Op Sinterklaasavond 1946, de Tweede Wereldoorlog is dan al ruim een jaar voorbij, pakt de oom van theatermaakster Marjolijn van Heemstra, “Bommenneef”, een zelfgefabriceerde bom in met Sinterklaaspapier, om het apparaat vermomd als surprise af te (laten) leveren bij een man die als vermoedelijke NSB’er verantwoordelijk was voor de dood van zestien Engelandvaarders. De bom gaat af en doodt drie mensen, waaronder de vermoedelijke NSB’er die, zoals van Heemstra al snel ontdekt, vermoedelijk helemaal geen NSB’er is.
Grijs verleden
Bommenneef blijkt dus al snel helemaal geen verzetsheld, maar een reactionair die de maatschappelijke orde met geweld naar zijn hand probeert te zetten. Of was hij slechts een zielig hoopje idealisme dat zich heeft mee laten slepen door de schijnheroïek van de oorlog en iets in gang heeft gezet dat hij nooit heeft gewild? De zoektocht om dat te doorgronden is de voorstelling.

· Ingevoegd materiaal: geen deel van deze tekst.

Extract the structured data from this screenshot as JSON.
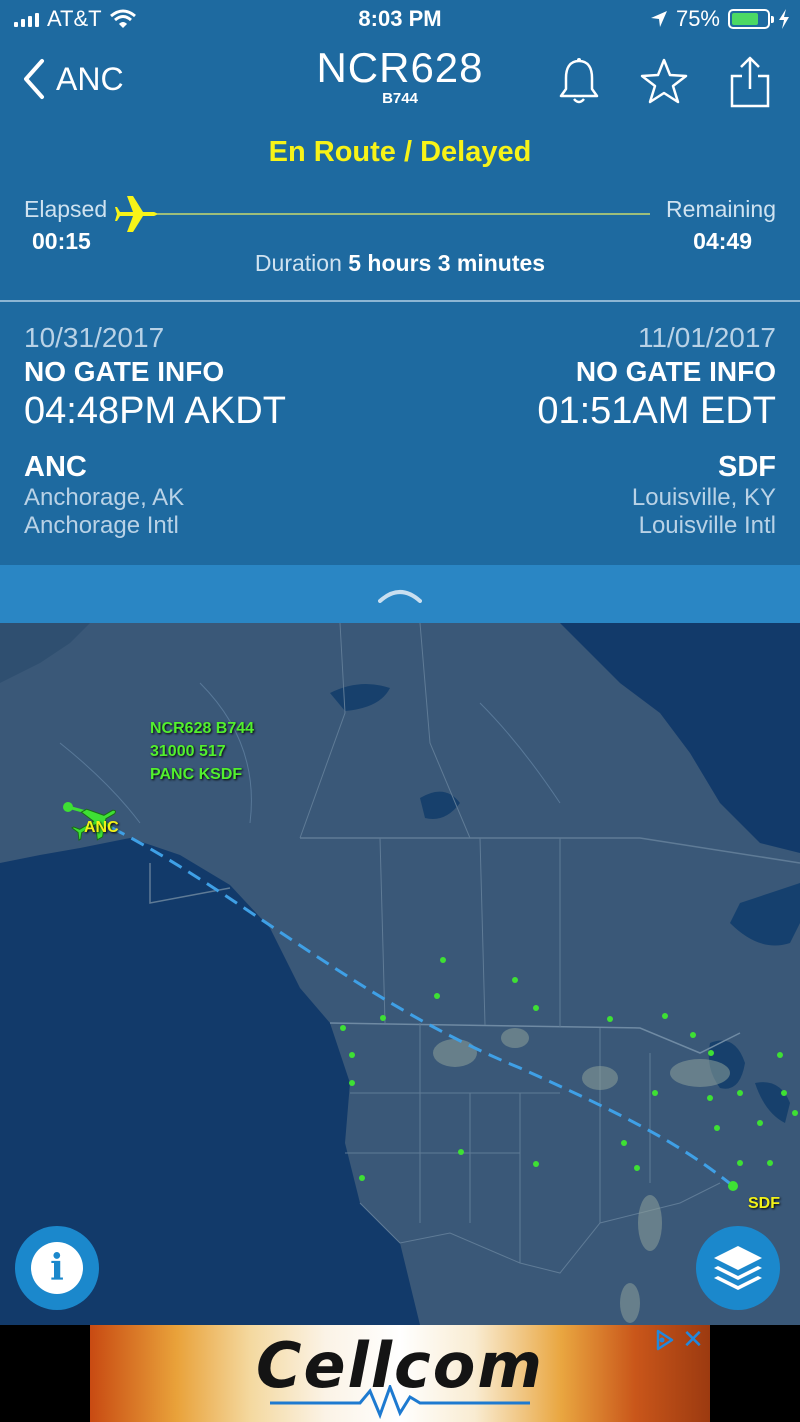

Letterlijk. Wat we zien op het toneel is een zoekende, vragende, gekwelde van Heemstra, met naast zich Herman Gilis in de rol van een soufflerende, schizoïde Bommenneef – en in de godzijdank ietwat overtuigendere rol van Herman Gillis zelf.
Maar wacht: er is meer
Want op ongeveer een vierde van de voorstelling bedacht deze recensent zich dat het maar goed was dat hij niet trouw aan het notuleren was wat er allemaal in de uitpuilende laadbak van de voorstelling was gepropt – de aanslagen in Parijs, het aanstaande pensioen van Herman Gilis, archeologische opgravingen in Syrië, de marketingafdeling van het Ro Theater, de voorbarige angst voor een aanslag in een Dirk van den Broek – anders had het kleine notitieboekje dat voor de zekerheid was meegenomen niet genoeg ruimte geboden en had men de recensent al snel stilletjes naar de toiletten kunnen horen sluipen om wanhopig een lege wc-rol (of drie) te zoeken waarop de aantekeningen konden worden voortgezet.
Heel Erg
Geen gebrek aan thema’s dus, maar vreemd genoeg juist daardoor is de voorstelling te oppervlakkig, te voor de hand liggend. Het is namelijk heel erg dat er op 5 december 1946, terwijl ze Sinterklaasavond vierden, een onschuldig gezin werd opgeblazen. Heel erg. Van Heemstra vind dat ook. Als er één ding duidelijk is wanneer je de zaal uitloopt is dat het Heel Erg is, wat er die avond is gebeurd. En ook Parijs is Heel Erg, en dat we daardoor nu allemaal bang zijn is het, jawel, ook.
Goede intenties
Alleen is theater geen snelweg waarmee je in een uurtje van de ene metropool in de andere bent, maar een spinnenweb van afslagen en achterafsteegjes, langs plaatsen die je verrassen en in je kwetsbare “verrastheid” overrompelen. Je kan, met andere woorden, niet zeggen: “Kijk ’s hoe erg dit is” en er dan vanuit gaan dat daarmee je werk is gedaan (theater is geen achtuurjournaal). Je kan ook niet vijftien, zestien keer in de voorstelling laten blijken dat je jezelf er heel erg van bewust bent dat je maar net doet alsof – “Wat speelde je dat geloofwaardig!” “Tja, ik ben niet voor niets al 44 jaar acteur…” – en dan tegelijkertijd verwachten dat je publiek op de juiste momenten de empathische sprong maakt die nodig is om een acteur in een personage te doen veranderen.
Our little life
Zo merkt van Heemstra op dat het jongste slachtoffer (het dienstmeisje Jacoba, 17), als ze de aanslag had overleefd, nog in de zaal had kunnen zitten. “Breng haar dan tot leven,” moedigt Gilis aan. “Hier?” “Hier. Op het toneel, voor een moment.” Een paar seconden is van Heemstra, een schort om haar lijf, Jacoba. Ze zegt niets. Het publiek maakt zich klaar voor zijn empathisch sprongetje, van Heemstra doet het schort weer af, en dat (om Prediker te parafraseren) is dat. Wat wil zeggen: te weinig.